The company, founded by Chief Executive Officer Davor Bonaci and Chief Technology Officer Ben Chambers, both former Google Cloud employees, provides a collaborative platform for so-called feature engineering and serving. Features are key variables that are part of machine-learning algorithms. Kaskada’s platform allows data scientists and engineers to share features across the platform, increasing the efficiency of the data-engineering process.
“Deploying machine-learning features is a pain for data scientists,” Bonaci says. “Data scientists hand off features to data engineers who must reinvent the wheel to put them into production. Our platform enables feature stores, which let science and engineering teams share features across the organization.”
Kaskada is currently making its platform available for beta testing and expects to deliver its product to market in the first half of this year, according to the company. Kaskada, founded two years ago, previously raised $1.8 million from investors through a seed funding round in the fall of 2018.

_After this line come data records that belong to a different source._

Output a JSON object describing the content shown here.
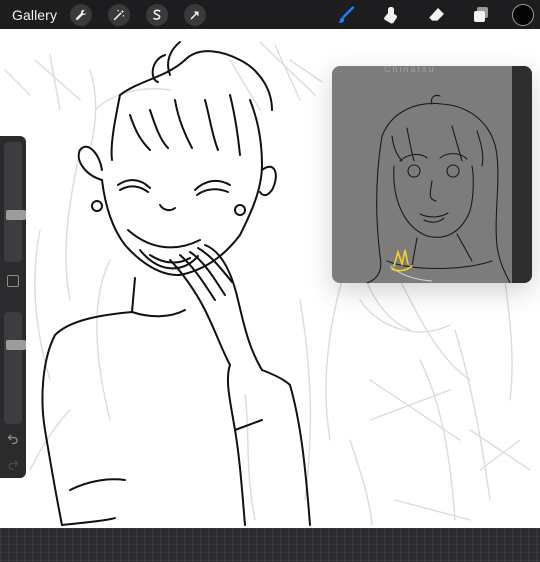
{
  "toolbar": {
    "gallery_label": "Gallery",
    "left_tools": [
      "wrench-icon",
      "magic-wand-icon",
      "selection-icon",
      "transform-arrow-icon"
    ],
    "right_tools": [
      "brush-icon",
      "smudge-icon",
      "eraser-icon",
      "layers-icon"
    ],
    "active_tool": "brush",
    "accent_color": "#1e7fff",
    "current_color": "#050505"
  },
  "reference": {
    "header_text": "Chinatsu"
  },
  "sidebar": {
    "brush_size_level": 0.38,
    "opacity_level": 0.73,
    "undo_icon": "undo-icon",
    "redo_icon": "redo-icon"
  }
}
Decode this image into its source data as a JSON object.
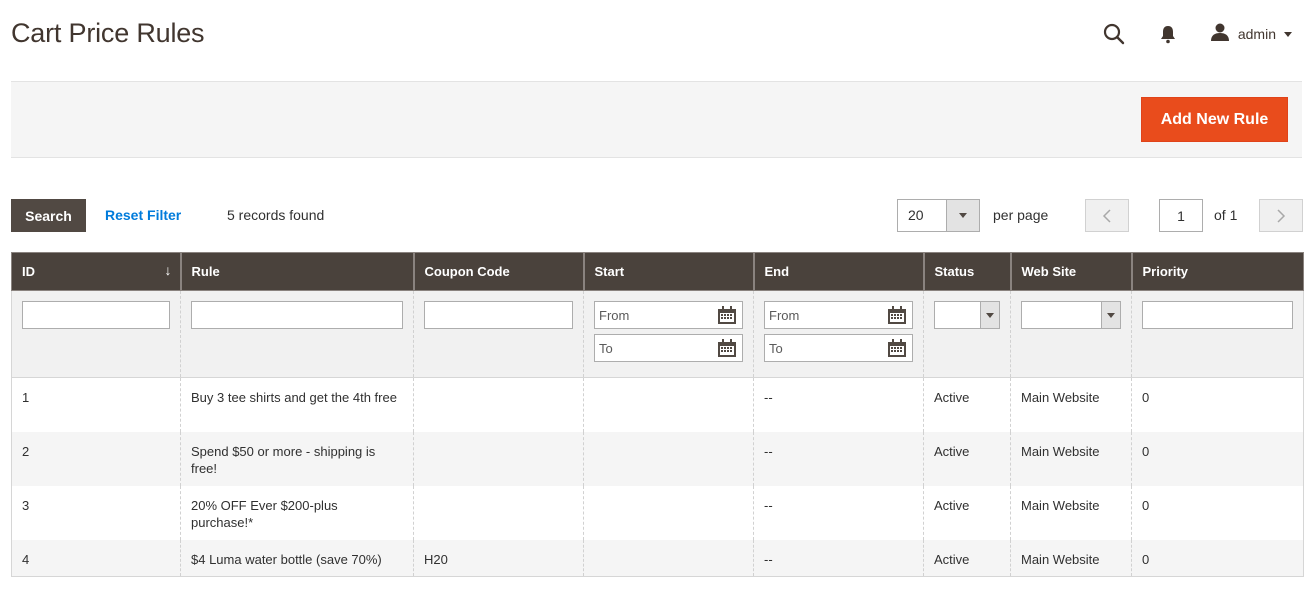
{
  "header": {
    "title": "Cart Price Rules",
    "user_name": "admin",
    "icons": {
      "search": "search-icon",
      "notifications": "bell-icon",
      "user": "user-icon"
    }
  },
  "actions": {
    "add_new_rule": "Add New Rule",
    "accent_color": "#e94c1c"
  },
  "toolbar": {
    "search_label": "Search",
    "reset_filter_label": "Reset Filter",
    "records_found": "5 records found",
    "per_page_value": "20",
    "per_page_label": "per page",
    "current_page": "1",
    "total_pages_label": "of 1"
  },
  "grid": {
    "columns": [
      {
        "label": "ID",
        "sorted": "desc"
      },
      {
        "label": "Rule"
      },
      {
        "label": "Coupon Code"
      },
      {
        "label": "Start"
      },
      {
        "label": "End"
      },
      {
        "label": "Status"
      },
      {
        "label": "Web Site"
      },
      {
        "label": "Priority"
      }
    ],
    "filters": {
      "id": "",
      "rule": "",
      "coupon_code": "",
      "start_from_placeholder": "From",
      "start_to_placeholder": "To",
      "end_from_placeholder": "From",
      "end_to_placeholder": "To",
      "status": "",
      "website": "",
      "priority": ""
    },
    "rows": [
      {
        "id": "1",
        "rule": "Buy 3 tee shirts and get the 4th free",
        "coupon": "",
        "start": "",
        "end": "--",
        "status": "Active",
        "website": "Main Website",
        "priority": "0"
      },
      {
        "id": "2",
        "rule": "Spend $50 or more - shipping is free!",
        "coupon": "",
        "start": "",
        "end": "--",
        "status": "Active",
        "website": "Main Website",
        "priority": "0"
      },
      {
        "id": "3",
        "rule": "20% OFF Ever $200-plus purchase!*",
        "coupon": "",
        "start": "",
        "end": "--",
        "status": "Active",
        "website": "Main Website",
        "priority": "0"
      },
      {
        "id": "4",
        "rule": "$4 Luma water bottle (save 70%)",
        "coupon": "H20",
        "start": "",
        "end": "--",
        "status": "Active",
        "website": "Main Website",
        "priority": "0"
      }
    ]
  }
}
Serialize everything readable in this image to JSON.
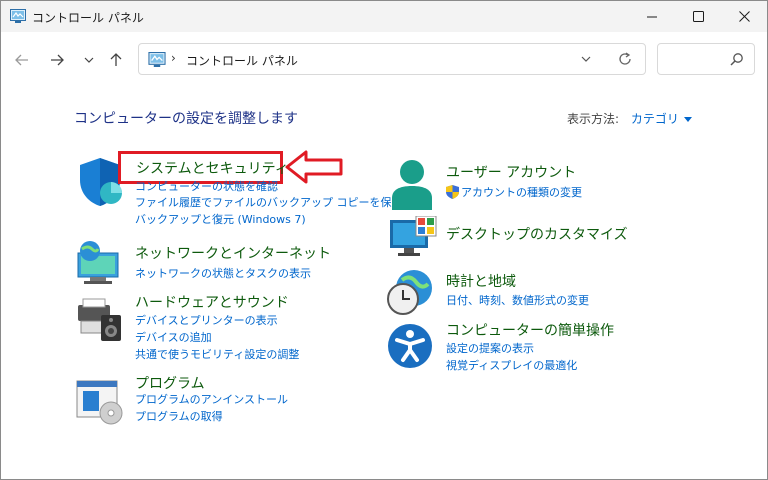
{
  "window": {
    "title": "コントロール パネル"
  },
  "address": {
    "path": "コントロール パネル"
  },
  "header": {
    "heading": "コンピューターの設定を調整します",
    "view_by_label": "表示方法:",
    "view_by_value": "カテゴリ"
  },
  "categories": {
    "system": {
      "title": "システムとセキュリティ",
      "links": [
        "コンピューターの状態を確認",
        "ファイル履歴でファイルのバックアップ コピーを保存",
        "バックアップと復元 (Windows 7)"
      ]
    },
    "network": {
      "title": "ネットワークとインターネット",
      "links": [
        "ネットワークの状態とタスクの表示"
      ]
    },
    "hardware": {
      "title": "ハードウェアとサウンド",
      "links": [
        "デバイスとプリンターの表示",
        "デバイスの追加",
        "共通で使うモビリティ設定の調整"
      ]
    },
    "programs": {
      "title": "プログラム",
      "links": [
        "プログラムのアンインストール",
        "プログラムの取得"
      ]
    },
    "user": {
      "title": "ユーザー アカウント",
      "links": [
        "アカウントの種類の変更"
      ]
    },
    "desktop": {
      "title": "デスクトップのカスタマイズ"
    },
    "clock": {
      "title": "時計と地域",
      "links": [
        "日付、時刻、数値形式の変更"
      ]
    },
    "ease": {
      "title": "コンピューターの簡単操作",
      "links": [
        "設定の提案の表示",
        "視覚ディスプレイの最適化"
      ]
    }
  },
  "colors": {
    "accent": "#0066cc",
    "category_title": "#0d5a0d",
    "callout": "#e01b24"
  },
  "icons": [
    "control-panel-icon",
    "back-icon",
    "forward-icon",
    "recent-dropdown-icon",
    "up-icon",
    "refresh-icon",
    "search-icon",
    "minimize-icon",
    "maximize-icon",
    "close-icon"
  ]
}
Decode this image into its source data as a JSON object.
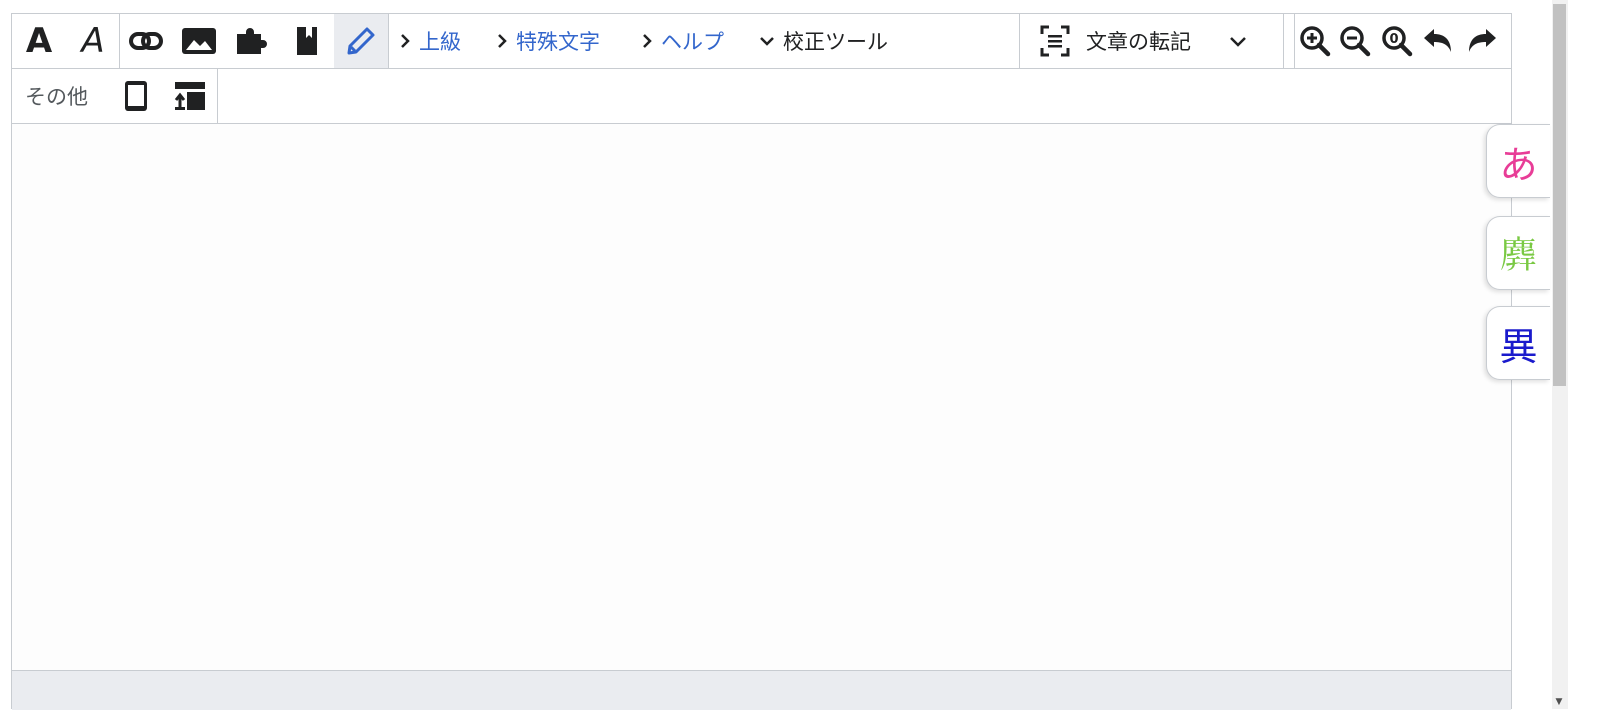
{
  "toolbar": {
    "bold_glyph": "A",
    "italic_glyph": "A",
    "menus": {
      "advanced": "上級",
      "special_chars": "特殊文字",
      "help": "ヘルプ",
      "proofread": "校正ツール"
    },
    "transcribe_label": "文章の転記",
    "icons": [
      "bold-icon",
      "italic-icon",
      "link-icon",
      "image-icon",
      "puzzle-icon",
      "bookmark-icon",
      "pencil-icon",
      "chevron-right-icon",
      "chevron-down-icon",
      "transcribe-icon",
      "zoom-in-icon",
      "zoom-out-icon",
      "zoom-reset-icon",
      "undo-icon",
      "redo-icon"
    ],
    "zoom_reset_digit": "0"
  },
  "toolbar2": {
    "other_label": "その他",
    "icons": [
      "tablet-icon",
      "layout-toggle-icon"
    ]
  },
  "side_tabs": [
    {
      "label": "あ",
      "color": "#e83d97"
    },
    {
      "label": "𪊑",
      "color": "#7ac943"
    },
    {
      "label": "異",
      "color": "#1a1acc"
    }
  ],
  "colors": {
    "accent": "#3366cc",
    "active_bg": "#eaecf0",
    "border": "#c8ccd1"
  }
}
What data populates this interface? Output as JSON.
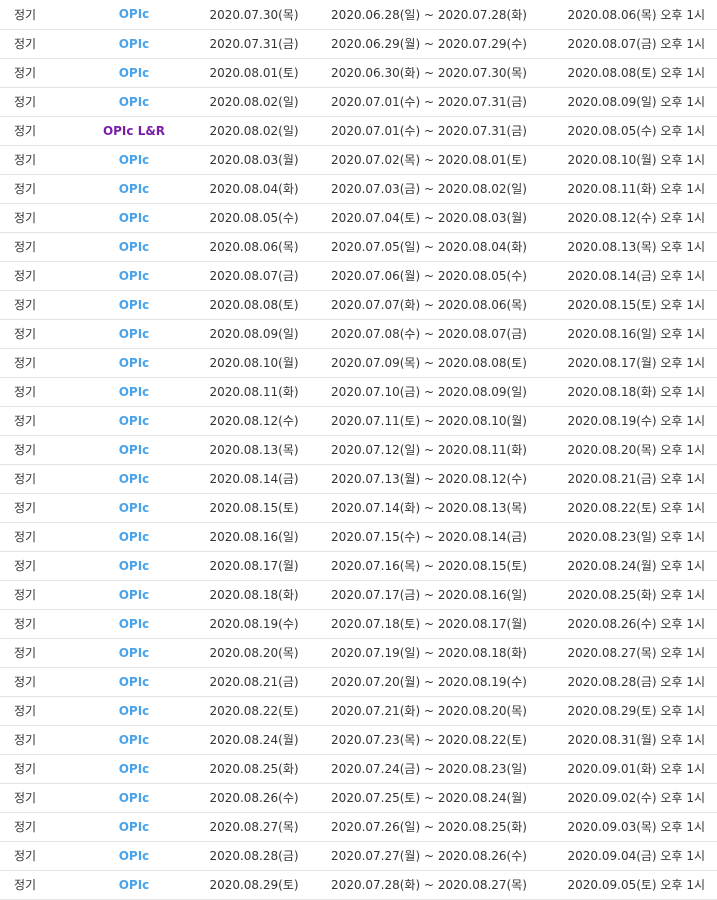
{
  "colors": {
    "opic": "#4aa3e8",
    "opic_lr": "#7a1fa8",
    "text": "#333333",
    "row_border": "#e3e3e3"
  },
  "rows": [
    {
      "type": "정기",
      "test": "OPIc",
      "test_date": "2020.07.30(목)",
      "period": "2020.06.28(일) ~ 2020.07.28(화)",
      "result": "2020.08.06(목) 오후 1시"
    },
    {
      "type": "정기",
      "test": "OPIc",
      "test_date": "2020.07.31(금)",
      "period": "2020.06.29(월) ~ 2020.07.29(수)",
      "result": "2020.08.07(금) 오후 1시"
    },
    {
      "type": "정기",
      "test": "OPIc",
      "test_date": "2020.08.01(토)",
      "period": "2020.06.30(화) ~ 2020.07.30(목)",
      "result": "2020.08.08(토) 오후 1시"
    },
    {
      "type": "정기",
      "test": "OPIc",
      "test_date": "2020.08.02(일)",
      "period": "2020.07.01(수) ~ 2020.07.31(금)",
      "result": "2020.08.09(일) 오후 1시"
    },
    {
      "type": "정기",
      "test": "OPIc L&R",
      "test_date": "2020.08.02(일)",
      "period": "2020.07.01(수) ~ 2020.07.31(금)",
      "result": "2020.08.05(수) 오후 1시"
    },
    {
      "type": "정기",
      "test": "OPIc",
      "test_date": "2020.08.03(월)",
      "period": "2020.07.02(목) ~ 2020.08.01(토)",
      "result": "2020.08.10(월) 오후 1시"
    },
    {
      "type": "정기",
      "test": "OPIc",
      "test_date": "2020.08.04(화)",
      "period": "2020.07.03(금) ~ 2020.08.02(일)",
      "result": "2020.08.11(화) 오후 1시"
    },
    {
      "type": "정기",
      "test": "OPIc",
      "test_date": "2020.08.05(수)",
      "period": "2020.07.04(토) ~ 2020.08.03(월)",
      "result": "2020.08.12(수) 오후 1시"
    },
    {
      "type": "정기",
      "test": "OPIc",
      "test_date": "2020.08.06(목)",
      "period": "2020.07.05(일) ~ 2020.08.04(화)",
      "result": "2020.08.13(목) 오후 1시"
    },
    {
      "type": "정기",
      "test": "OPIc",
      "test_date": "2020.08.07(금)",
      "period": "2020.07.06(월) ~ 2020.08.05(수)",
      "result": "2020.08.14(금) 오후 1시"
    },
    {
      "type": "정기",
      "test": "OPIc",
      "test_date": "2020.08.08(토)",
      "period": "2020.07.07(화) ~ 2020.08.06(목)",
      "result": "2020.08.15(토) 오후 1시"
    },
    {
      "type": "정기",
      "test": "OPIc",
      "test_date": "2020.08.09(일)",
      "period": "2020.07.08(수) ~ 2020.08.07(금)",
      "result": "2020.08.16(일) 오후 1시"
    },
    {
      "type": "정기",
      "test": "OPIc",
      "test_date": "2020.08.10(월)",
      "period": "2020.07.09(목) ~ 2020.08.08(토)",
      "result": "2020.08.17(월) 오후 1시"
    },
    {
      "type": "정기",
      "test": "OPIc",
      "test_date": "2020.08.11(화)",
      "period": "2020.07.10(금) ~ 2020.08.09(일)",
      "result": "2020.08.18(화) 오후 1시"
    },
    {
      "type": "정기",
      "test": "OPIc",
      "test_date": "2020.08.12(수)",
      "period": "2020.07.11(토) ~ 2020.08.10(월)",
      "result": "2020.08.19(수) 오후 1시"
    },
    {
      "type": "정기",
      "test": "OPIc",
      "test_date": "2020.08.13(목)",
      "period": "2020.07.12(일) ~ 2020.08.11(화)",
      "result": "2020.08.20(목) 오후 1시"
    },
    {
      "type": "정기",
      "test": "OPIc",
      "test_date": "2020.08.14(금)",
      "period": "2020.07.13(월) ~ 2020.08.12(수)",
      "result": "2020.08.21(금) 오후 1시"
    },
    {
      "type": "정기",
      "test": "OPIc",
      "test_date": "2020.08.15(토)",
      "period": "2020.07.14(화) ~ 2020.08.13(목)",
      "result": "2020.08.22(토) 오후 1시"
    },
    {
      "type": "정기",
      "test": "OPIc",
      "test_date": "2020.08.16(일)",
      "period": "2020.07.15(수) ~ 2020.08.14(금)",
      "result": "2020.08.23(일) 오후 1시"
    },
    {
      "type": "정기",
      "test": "OPIc",
      "test_date": "2020.08.17(월)",
      "period": "2020.07.16(목) ~ 2020.08.15(토)",
      "result": "2020.08.24(월) 오후 1시"
    },
    {
      "type": "정기",
      "test": "OPIc",
      "test_date": "2020.08.18(화)",
      "period": "2020.07.17(금) ~ 2020.08.16(일)",
      "result": "2020.08.25(화) 오후 1시"
    },
    {
      "type": "정기",
      "test": "OPIc",
      "test_date": "2020.08.19(수)",
      "period": "2020.07.18(토) ~ 2020.08.17(월)",
      "result": "2020.08.26(수) 오후 1시"
    },
    {
      "type": "정기",
      "test": "OPIc",
      "test_date": "2020.08.20(목)",
      "period": "2020.07.19(일) ~ 2020.08.18(화)",
      "result": "2020.08.27(목) 오후 1시"
    },
    {
      "type": "정기",
      "test": "OPIc",
      "test_date": "2020.08.21(금)",
      "period": "2020.07.20(월) ~ 2020.08.19(수)",
      "result": "2020.08.28(금) 오후 1시"
    },
    {
      "type": "정기",
      "test": "OPIc",
      "test_date": "2020.08.22(토)",
      "period": "2020.07.21(화) ~ 2020.08.20(목)",
      "result": "2020.08.29(토) 오후 1시"
    },
    {
      "type": "정기",
      "test": "OPIc",
      "test_date": "2020.08.24(월)",
      "period": "2020.07.23(목) ~ 2020.08.22(토)",
      "result": "2020.08.31(월) 오후 1시"
    },
    {
      "type": "정기",
      "test": "OPIc",
      "test_date": "2020.08.25(화)",
      "period": "2020.07.24(금) ~ 2020.08.23(일)",
      "result": "2020.09.01(화) 오후 1시"
    },
    {
      "type": "정기",
      "test": "OPIc",
      "test_date": "2020.08.26(수)",
      "period": "2020.07.25(토) ~ 2020.08.24(월)",
      "result": "2020.09.02(수) 오후 1시"
    },
    {
      "type": "정기",
      "test": "OPIc",
      "test_date": "2020.08.27(목)",
      "period": "2020.07.26(일) ~ 2020.08.25(화)",
      "result": "2020.09.03(목) 오후 1시"
    },
    {
      "type": "정기",
      "test": "OPIc",
      "test_date": "2020.08.28(금)",
      "period": "2020.07.27(월) ~ 2020.08.26(수)",
      "result": "2020.09.04(금) 오후 1시"
    },
    {
      "type": "정기",
      "test": "OPIc",
      "test_date": "2020.08.29(토)",
      "period": "2020.07.28(화) ~ 2020.08.27(목)",
      "result": "2020.09.05(토) 오후 1시"
    }
  ]
}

“Kaskada is addressing a huge market need because nearly every company today is pouring significant resources into their data-science efforts and very few are seeing results that meet their expectations,” says James Newell, Voyager Capital Managing Director. “The Kaskada team’s prior work at Google Cloud … gave them the chance to see the need for a unified platform for feature engineering as well as the expertise to help companies accelerate and improve the delivery of machine-learning capabilities.”